割ってはいろうかな、という考えも浮かぶ。でも、タイミングも分からないし……どう考えても反撃されるのが関の山だ。それに未成年ならまだしも、チサトちゃんも大人。都会では、降りかかる火の粉は自分で払わなくては。

私は極力そちらを気にしないようにして、執筆のための資料をなかば音読する勢いで読み込んでいく。

10分ほど、ありがたい講釈が続いたようだった。不意に、キミコさんがにこやかに「失礼するわね」と席を立った。

――お! 帰るの? チサトちゃん解放された!? 

と、内心喜んでいると、残念ながらキミコさんはカツカツとお手洗いに入っていく。ちょっとがっかり。獲物として狙いを定められているチサトちゃんのことがどうにも気になる。

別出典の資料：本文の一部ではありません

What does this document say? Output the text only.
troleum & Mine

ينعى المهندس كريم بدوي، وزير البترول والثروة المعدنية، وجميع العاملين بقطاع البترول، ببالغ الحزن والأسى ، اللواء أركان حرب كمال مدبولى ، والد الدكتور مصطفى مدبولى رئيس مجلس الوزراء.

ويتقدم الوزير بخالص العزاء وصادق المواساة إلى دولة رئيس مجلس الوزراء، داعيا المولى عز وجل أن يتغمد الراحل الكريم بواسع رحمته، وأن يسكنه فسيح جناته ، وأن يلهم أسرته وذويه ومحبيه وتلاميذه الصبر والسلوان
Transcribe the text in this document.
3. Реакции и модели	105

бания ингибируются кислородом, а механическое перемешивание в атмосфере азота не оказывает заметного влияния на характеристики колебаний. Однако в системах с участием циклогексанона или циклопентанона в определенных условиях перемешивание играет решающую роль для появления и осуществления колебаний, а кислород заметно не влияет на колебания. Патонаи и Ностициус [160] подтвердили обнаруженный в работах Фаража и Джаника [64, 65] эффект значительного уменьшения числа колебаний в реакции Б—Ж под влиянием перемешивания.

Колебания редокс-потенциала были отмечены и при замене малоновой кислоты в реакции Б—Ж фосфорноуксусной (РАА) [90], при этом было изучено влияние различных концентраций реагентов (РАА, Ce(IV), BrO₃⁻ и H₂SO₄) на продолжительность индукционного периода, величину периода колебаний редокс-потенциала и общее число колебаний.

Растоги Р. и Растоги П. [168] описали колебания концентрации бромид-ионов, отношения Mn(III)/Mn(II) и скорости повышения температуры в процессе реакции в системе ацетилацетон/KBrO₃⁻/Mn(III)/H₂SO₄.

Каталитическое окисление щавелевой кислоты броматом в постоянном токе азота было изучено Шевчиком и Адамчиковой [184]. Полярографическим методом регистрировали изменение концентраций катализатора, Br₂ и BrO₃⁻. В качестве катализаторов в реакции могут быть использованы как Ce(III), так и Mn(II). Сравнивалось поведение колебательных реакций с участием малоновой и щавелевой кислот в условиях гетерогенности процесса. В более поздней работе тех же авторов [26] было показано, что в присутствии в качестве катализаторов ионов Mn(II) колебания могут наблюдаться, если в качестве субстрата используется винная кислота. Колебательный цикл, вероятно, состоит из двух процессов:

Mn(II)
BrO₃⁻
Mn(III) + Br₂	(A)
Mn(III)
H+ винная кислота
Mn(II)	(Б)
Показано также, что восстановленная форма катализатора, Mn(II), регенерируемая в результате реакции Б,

「ねえ、チサトちゃん。キミコさんて本当に素敵な人でしょう?」

キミコさんが居なくなると、アユミさんは素早く距離を詰めて来る。

「は、はい、そうですね……」

「よかった! チサトちゃんならそう言ってくれると思ったの。紹介できてよかったわ。キミコさんはね、『ちょっと信じられないような力』があって、彼女の『夢見』って凄いのよ。チサトちゃんが人生で出会うべき人がどこにいるのか教えてくれるの。さっきも言ったように、私の主人も見つけていただいたのよ。チサトちゃんも、もう33歳。そろそろパートナーが欲しいと思ってるはずよ?」

――33歳!? マジ? だいぶ幼く見えるね……。そしてアユミとキミコ、サプリだけじゃないの!? 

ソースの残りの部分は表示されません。